Verve Forecast, 2006
REVIEW BY: Jason Warburg
ORIGINALLY PUBLISHED: 04/18/2006
Jackie Greene is ready for prime time -- but is prime time ready for Jackie Greene?
It's kind of an inevitable question after listening to a major-label debut this surefooted, lovingly crafted and thoroughly entertaining, that also manages to resolutely ignore the pop paradigm. Focus your mind on all that is dumbed-down, slick and artificial (American Idol, anyone?), then turn yourself around 180 degrees and behold the essence of American Myth.
Greene is the biggest thing to come out of Sacramento so far this century, a singer-songwriter with a trio of lauded indie CDs under his belt and a reputation as a stellar live performer, whether solo acoustic or with band. His signing with Verve last year was the area's biggest local success story since Cake and the Deftones broke over a decade ago.
Verve offered Greene the chance to shine before a larger audience, and he doesn't waste the opportunity. American Myth, produced by fellow roots-rock aficionado Steve Berlin of Los Lobos, is everything its title aspires to in terms of relevance, weight and pure entertainment value. Only the opening 50-second instrumental seems superfluous, but even it still does the job of setting the scene, acoustic and banjo picking out a sharp little country-blues melody that steers your expectations in exactly the right direction -- sweet-harmonied Americana that draws from multiple genres.
Greene picks up the pace with "Hollywood," a tart, drawling SoCal takedown that manages to combine the observational prowess of Bob Dylan and Jon Stewart as if they'd always belonged together ("This town is so opaque, I swear the bums are wearing shades"). I can't put my finger on how the song manages to simultaneously be sharp-edged, laconic, jangly and slinky, but between electric guitar, Hammond organ, muted trumpet and Greene's subtly shaded vocals, it does.

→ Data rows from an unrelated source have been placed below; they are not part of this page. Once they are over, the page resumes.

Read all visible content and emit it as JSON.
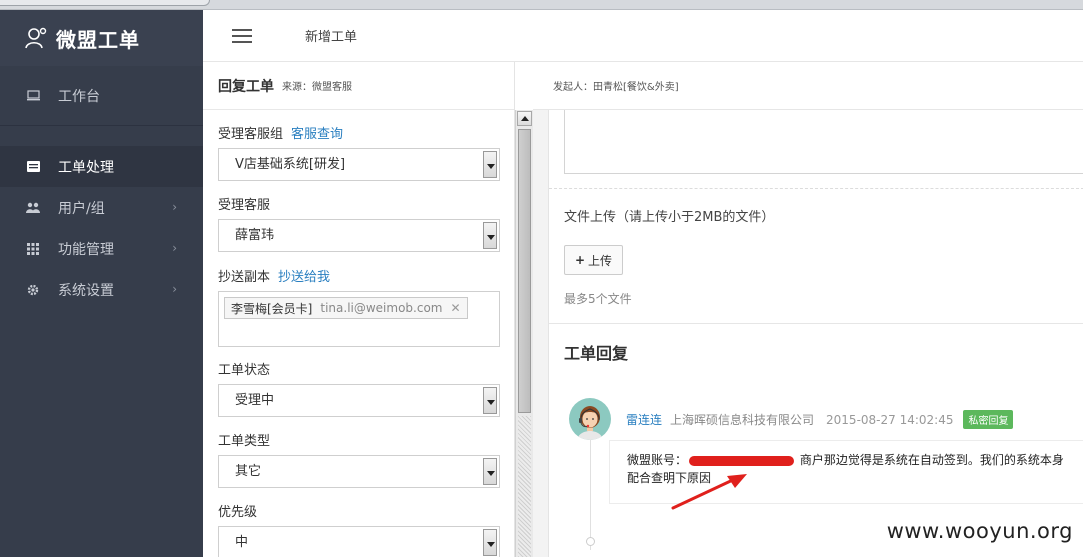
{
  "app": {
    "brand": "微盟工单"
  },
  "sidebar": {
    "items": [
      {
        "label": "工作台",
        "icon": "monitor-icon"
      },
      {
        "label": "工单处理",
        "icon": "ticket-icon"
      },
      {
        "label": "用户/组",
        "icon": "users-icon"
      },
      {
        "label": "功能管理",
        "icon": "grid-icon"
      },
      {
        "label": "系统设置",
        "icon": "gear-icon"
      }
    ]
  },
  "header": {
    "title": "新增工单"
  },
  "form": {
    "heading": "回复工单",
    "source": "来源：微盟客服",
    "group_label": "受理客服组",
    "group_link": "客服查询",
    "group_value": "V店基础系统[研发]",
    "agent_label": "受理客服",
    "agent_value": "薛富玮",
    "cc_label": "抄送副本",
    "cc_link": "抄送给我",
    "cc_tag_name": "李雪梅[会员卡]",
    "cc_tag_email": "tina.li@weimob.com",
    "status_label": "工单状态",
    "status_value": "受理中",
    "type_label": "工单类型",
    "type_value": "其它",
    "priority_label": "优先级",
    "priority_value": "中"
  },
  "right": {
    "initiator": "发起人：田青松[餐饮&外卖]",
    "upload_label": "文件上传（请上传小于2MB的文件）",
    "upload_button": "上传",
    "upload_hint": "最多5个文件",
    "reply_title": "工单回复",
    "reply": {
      "name": "雷连连",
      "company": "上海晖硕信息科技有限公司",
      "time": "2015-08-27 14:02:45",
      "badge": "私密回复",
      "line1_prefix": "微盟账号：",
      "line1_suffix": " 商户那边觉得是系统在自动签到。我们的系统本身",
      "line2": "配合查明下原因"
    }
  },
  "watermark": "www.wooyun.org"
}
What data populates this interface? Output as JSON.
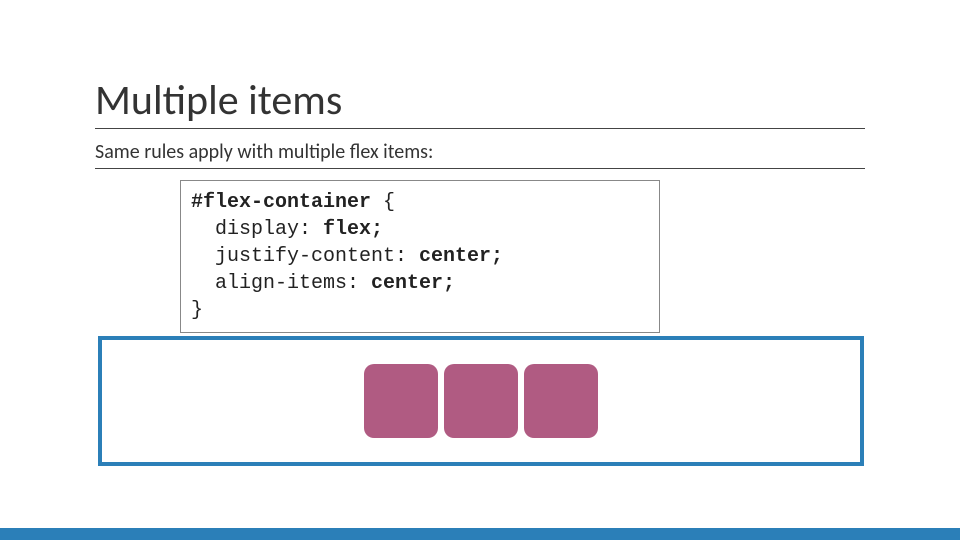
{
  "title": "Multiple items",
  "subtitle": "Same rules apply with multiple flex items:",
  "code": {
    "l1a": "#flex-container",
    "l1b": " {",
    "l2a": "display: ",
    "l2b": "flex;",
    "l3a": "justify-content: ",
    "l3b": "center;",
    "l4a": "align-items: ",
    "l4b": "center;",
    "l5": "}"
  },
  "colors": {
    "accent": "#2b7fb8",
    "item": "#b05b82"
  }
}
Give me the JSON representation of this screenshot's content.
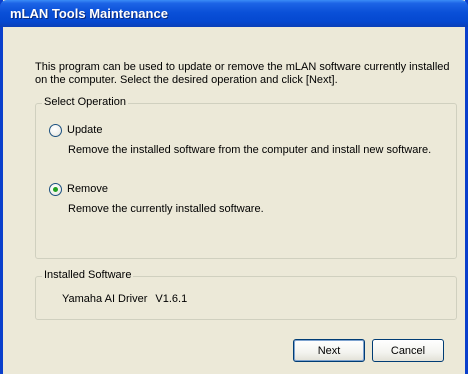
{
  "window": {
    "title": "mLAN Tools Maintenance"
  },
  "description": {
    "line1": "This program can be used to update or remove the mLAN software currently installed",
    "line2": "on the computer. Select the desired operation and click [Next]."
  },
  "select_operation": {
    "legend": "Select Operation",
    "options": [
      {
        "label": "Update",
        "description": "Remove the installed software from the computer and install new software.",
        "selected": false
      },
      {
        "label": "Remove",
        "description": "Remove the currently installed software.",
        "selected": true
      }
    ]
  },
  "installed_software": {
    "legend": "Installed Software",
    "name": "Yamaha AI Driver",
    "version": "V1.6.1"
  },
  "buttons": {
    "next_label": "Next",
    "cancel_label": "Cancel"
  },
  "colors": {
    "titlebar": "#0a50d8",
    "window_bg": "#ece9d8",
    "selected_radio": "#21a121"
  }
}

"So Hard To Find My Way" follows, an exuberant blue-eyed soul number the likes of which was last spotted strutting down 10th avenue on Bruce Springsteen's Born To Run. The giddy swing and full horn section almost make you forget the song starts out on banjo and dobro and grows from there.
One beautifully realized song after another follows through the heart of American Myth: the wistful ballads "Just As Well" (a sweet slice of Jack Johnson acoustic r&b) and "Love Song; 2:00 AM"; the wonderfully nuanced mid-tempo cuts "When You're Walking Away" and "Closer To You"; the dark-edged hard blues number "Cold Black Devil /14 Miles"; the swaggering, sassy Southern r&b side dish "Farewell, So Long, Goodbye"; and the surging, evocative jangle-rocker "I'm So Gone." Throughout, Greene melds blues, country, folk, gospel and rock influences, adding his perceptive, seemingly effortless lyrics and crafting an expressive new voice out of the tools passed down from past masters.
Those influences -- Dylan and the Byrds the most obvious of them -- and Greene's personal vision reach full fruition in the penultimate "Supercede." After an album's worth of four-minute wonders, Green lets loose with a magnum opus that stretches 700 words and 10 minutes, a long, twisting, genre-spanning story-song full of allegorical wisdom and flowing grace that periodically blossoms into a keening chorus full of longing. I quite literally lost track of the number of quotable quotes in this single love song-slash-rumination-slash-social commentary, but here's a taste: "The locals shout that you won't burn out if you don't ever shine too bright"; "Maria tells the fortunes, they line around the bend / A dollar for your problems, and five to know the end"; and this absolute nugget: "I'm gonna go down to the ocean, I want to fill my boots with sand / So the next time that you see me, I'll be a much more grounded man."
All that's left now is the "amens." This is new American music at its finest, full of insight, artistry and genuine soul. My advice? Don't miss it.